Tuesday, July 12, 2011

Clarity...

When one goes to get themselves a pair of spectacles, the eye-test consists of lens combinations being changed around depending how clear you can see out of them. Wipers on a windscreen of a car only exist so that when it rains, you can wipe off the distracting droplets and clearly see the road ahead. Concepts aren't understood unless they're crystal clear. Where, I ask, does this lead us? It only leads me to believe that unless and until something doesn't have a certain amount of clarity, it doesn't work for us.

In viewing how clarity makes us more comfortable with the new adjustment we have to make, the concept of clarity is actually, in my understanding, the basis of all human relationships. Unless we're clear about the relationship and what it means to us, we cannot develop the right degree of trust, love, understanding and sacrifice. If I am unclear about where I stand in any bond, I'm not going to be able to do full justice to it or even take it forward from where it is.

Between friends, clarity is what can make them stronger and more together. Between parent and child, the clarity brings them both round to each other's point of view, which is needed because misunderstandings there cause only hurt, and no happiness. Between siblings, its important to be clear about how they are with each other. The reason why my brother and I are as together as we are or understand each other the way we do, is because we both are equally sure of where we stand in each other's lives. Sure we have our altercations, but those also are not without the understanding of where the other person comes from.

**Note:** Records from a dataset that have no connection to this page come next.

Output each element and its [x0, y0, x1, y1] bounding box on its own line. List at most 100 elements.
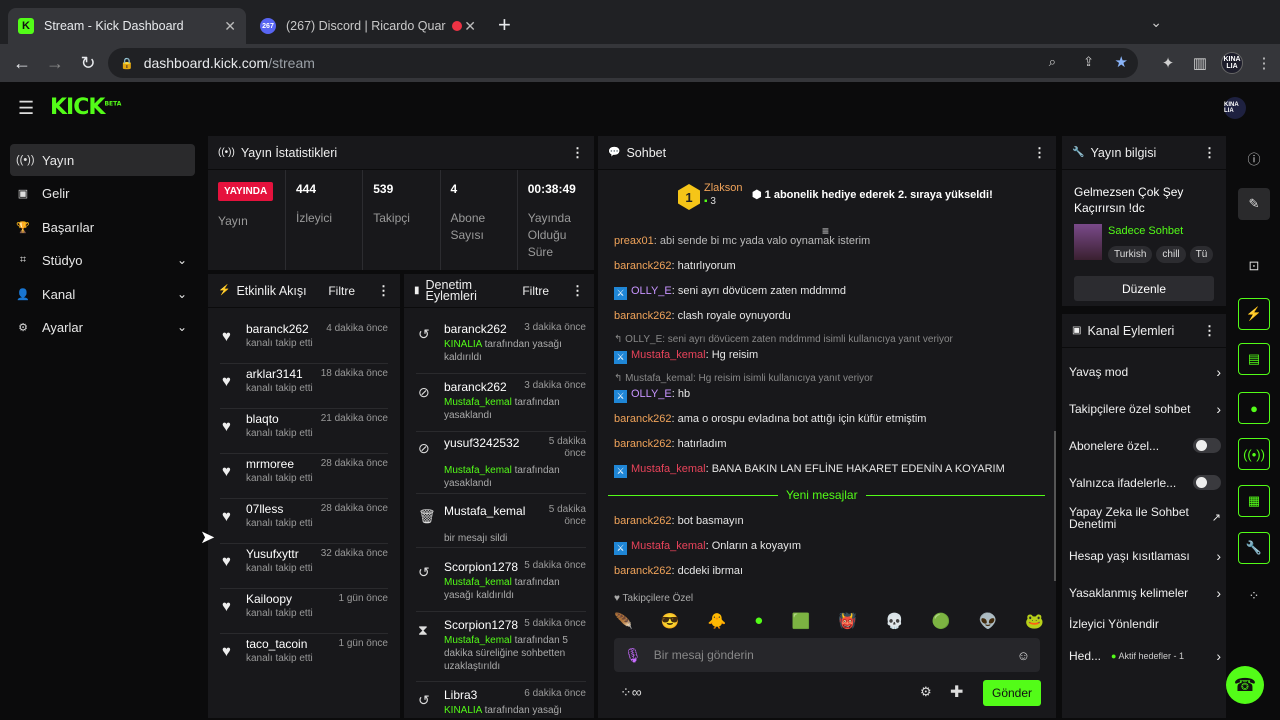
emote-icon[interactable]: 😎: [661, 612, 680, 630]
sidebar-item-yayin[interactable]: ((•)) Yayın: [10, 144, 195, 176]
screenshot-icon[interactable]: ⊡: [1238, 250, 1270, 282]
close-tab-icon[interactable]: ✕: [224, 18, 236, 35]
action-slow-mode[interactable]: Yavaş mod ›: [1069, 364, 1221, 380]
action-account-age[interactable]: Hesap yaşı kısıtlaması ›: [1069, 548, 1221, 564]
action-subs-only[interactable]: Abonelere özel...: [1069, 438, 1221, 453]
chat-settings-gear-icon[interactable]: ⚙: [920, 684, 932, 700]
kebab-menu-icon[interactable]: ⋮: [1203, 323, 1216, 339]
follower-name[interactable]: arklar3141: [246, 367, 303, 381]
action-raid[interactable]: İzleyici Yönlendir: [1069, 617, 1221, 631]
emoji-icon[interactable]: ☺: [1017, 648, 1030, 663]
broadcast-icon[interactable]: ((•)): [1238, 438, 1270, 470]
chat-user[interactable]: OLLY_E: [631, 388, 672, 400]
chat-user[interactable]: OLLY_E: [631, 285, 672, 297]
send-button[interactable]: Gönder: [983, 680, 1041, 706]
follower-name[interactable]: taco_tacoin: [246, 637, 307, 651]
chat-user[interactable]: preax01: [614, 235, 654, 247]
user-name[interactable]: baranck262: [444, 380, 507, 394]
category-name[interactable]: Sadece Sohbet: [1108, 225, 1183, 237]
tab-search-chevron-icon[interactable]: ⌄: [1150, 14, 1162, 31]
subs-only-toggle[interactable]: [1193, 438, 1221, 453]
back-arrow-icon[interactable]: ←: [11, 53, 33, 74]
chat-user[interactable]: Mustafa_kemal: [631, 540, 706, 552]
follower-name[interactable]: Kailoopy: [246, 592, 292, 606]
url-field[interactable]: 🔒 dashboard.kick.com/stream ⌕ ⇪ ★: [108, 48, 1138, 78]
wrench-icon[interactable]: 🔧: [1238, 532, 1270, 564]
emote-icon[interactable]: 🐸: [1025, 612, 1044, 630]
new-tab-button[interactable]: +: [498, 12, 511, 38]
chat-user[interactable]: baranck262: [614, 565, 672, 577]
follower-name[interactable]: mrmoree: [246, 457, 294, 471]
sidebar-item-basarilar[interactable]: 🏆 Başarılar: [10, 211, 195, 243]
emote-icon[interactable]: ●: [754, 612, 763, 630]
kick-points-icon[interactable]: ⁘∞: [620, 684, 642, 701]
emote-icon[interactable]: 💀: [885, 612, 904, 630]
apps-icon[interactable]: ⁘: [1238, 580, 1270, 612]
bolt-icon[interactable]: ⚡: [1238, 298, 1270, 330]
zoom-icon[interactable]: ⌕: [1049, 54, 1056, 70]
user-name[interactable]: Libra3: [444, 688, 477, 702]
chat-bubble-icon[interactable]: ●: [1238, 392, 1270, 424]
user-name[interactable]: yusuf3242532: [444, 436, 519, 450]
emote-icon[interactable]: 🟩: [791, 612, 810, 630]
new-messages-label[interactable]: Yeni mesajlar: [778, 488, 866, 502]
category-thumbnail[interactable]: [1074, 224, 1102, 260]
document-icon[interactable]: ▤: [1238, 343, 1270, 375]
user-name[interactable]: Mustafa_kemal: [444, 504, 525, 518]
browser-menu-icon[interactable]: ⋮: [1248, 54, 1280, 72]
hamburger-menu-icon[interactable]: ☰: [18, 98, 34, 119]
chat-user[interactable]: baranck262: [614, 515, 672, 527]
emotes-only-toggle[interactable]: [1193, 475, 1221, 490]
reload-icon[interactable]: ↻: [77, 53, 99, 74]
user-name[interactable]: Scorpion1278: [444, 618, 518, 632]
user-name[interactable]: baranck262: [444, 322, 507, 336]
kebab-menu-icon[interactable]: ⋮: [1033, 145, 1046, 161]
chat-user[interactable]: baranck262: [614, 438, 672, 450]
chat-user[interactable]: Mustafa_kemal: [631, 463, 706, 475]
moderation-icon[interactable]: ▦: [1238, 485, 1270, 517]
share-icon[interactable]: ⇪: [1083, 54, 1094, 70]
chat-input[interactable]: 🎙 Bir mesaj gönderin ☺: [614, 638, 1040, 672]
edit-pencil-icon[interactable]: ✎: [1238, 188, 1270, 220]
emote-icon[interactable]: 👽: [979, 612, 998, 630]
sidepanel-icon[interactable]: ▥: [1184, 54, 1216, 72]
forward-arrow-icon[interactable]: →: [44, 53, 66, 74]
gifter-name[interactable]: Zlakson: [704, 182, 743, 194]
info-icon[interactable]: ⓘ: [1238, 142, 1270, 174]
bookmark-star-icon[interactable]: ★: [1115, 53, 1128, 71]
emote-icon[interactable]: 🐥: [708, 612, 727, 630]
chat-user[interactable]: baranck262: [614, 310, 672, 322]
filter-button[interactable]: Filtre: [328, 284, 355, 298]
action-goals[interactable]: Hed... ● Aktif hedefler - 1 ›: [1069, 648, 1221, 664]
emote-icon[interactable]: 👹: [838, 612, 857, 630]
filter-button[interactable]: Filtre: [522, 284, 549, 298]
action-emotes-only[interactable]: Yalnızca ifadelerle...: [1069, 475, 1221, 490]
follower-name[interactable]: 07lless: [246, 502, 283, 516]
follower-name[interactable]: Yusufxyttr: [246, 547, 299, 561]
profile-avatar-button[interactable]: KINA LIA: [1216, 52, 1248, 74]
extensions-icon[interactable]: ✦: [1152, 54, 1184, 72]
edit-button[interactable]: Düzenle: [1074, 276, 1214, 301]
tab-kick-dashboard[interactable]: K Stream - Kick Dashboard ✕: [8, 8, 246, 44]
sidebar-item-gelir[interactable]: ▣ Gelir: [10, 177, 195, 209]
sidebar-item-kanal[interactable]: 👤 Kanal ⌄: [10, 278, 195, 310]
action-followers-only[interactable]: Takipçilere özel sohbet ›: [1069, 401, 1221, 417]
support-chat-icon[interactable]: ☎: [1226, 666, 1264, 704]
feather-icon[interactable]: 🪶: [614, 612, 633, 630]
puzzle-icon[interactable]: ✚: [950, 682, 963, 702]
emote-icon[interactable]: 🟢: [932, 612, 951, 630]
action-banned-words[interactable]: Yasaklanmış kelimeler ›: [1069, 585, 1221, 601]
kebab-menu-icon[interactable]: ⋮: [571, 145, 584, 161]
user-avatar[interactable]: KINA LIA: [1224, 97, 1246, 119]
sidebar-item-studyo[interactable]: ⌗ Stüdyo ⌄: [10, 244, 195, 276]
user-name[interactable]: Scorpion1278: [444, 560, 518, 574]
follower-name[interactable]: baranck262: [246, 322, 309, 336]
action-ai-moderation[interactable]: Yapay Zeka ile Sohbet Denetimi ↗: [1069, 506, 1221, 530]
kebab-menu-icon[interactable]: ⋮: [571, 283, 584, 299]
chat-user[interactable]: baranck262: [614, 413, 672, 425]
kick-logo[interactable]: KICKBETA: [50, 95, 121, 120]
chat-user[interactable]: Mustafa_kemal: [631, 349, 706, 361]
close-tab-icon[interactable]: ✕: [464, 18, 476, 35]
chat-user[interactable]: baranck262: [614, 260, 672, 272]
tab-discord[interactable]: 267 (267) Discord | Ricardo Quare ✕: [250, 8, 486, 44]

Between those in love, it is perhaps the most important thing. I cannot sustain a relationship that is not clearly defined for me. Not saying that everything needs to have boundaries, or demarcations, but everything does need to be clear. It needs to be all there, or not at all. I've had to be in situations where because I wasn't clear in my head about where I wanted to be, the other person and I suffered the consequences because we were not clear about what we wanted, and hence couldn't be fully honest with each other.

A few years after that incident happened [details of which are unimportant], fate played a funny trick and I was in the same situation again. Amazingly enough, I learned that unless I came clean and clearly explained everything that was in my head and heart, I wouldn't get an honest response on the other end. And I did, because I was clear about where I was going which generated a level of trust and acceptance. And I'm glad that it happened the way it did because despite the hurt, I know that I'm not hanging in mid-air, in limbo, without reason enough to believe in any side of the story.

At the end of the day, it is only fair to someone that you are completely clear about your stance. Not stubborn, but clear. Only if someone else can understand your point, can feel what you do, and can see what you see, will they be able to reciprocate. Remember, unless you see the picture clearly, the glasses just aren't right.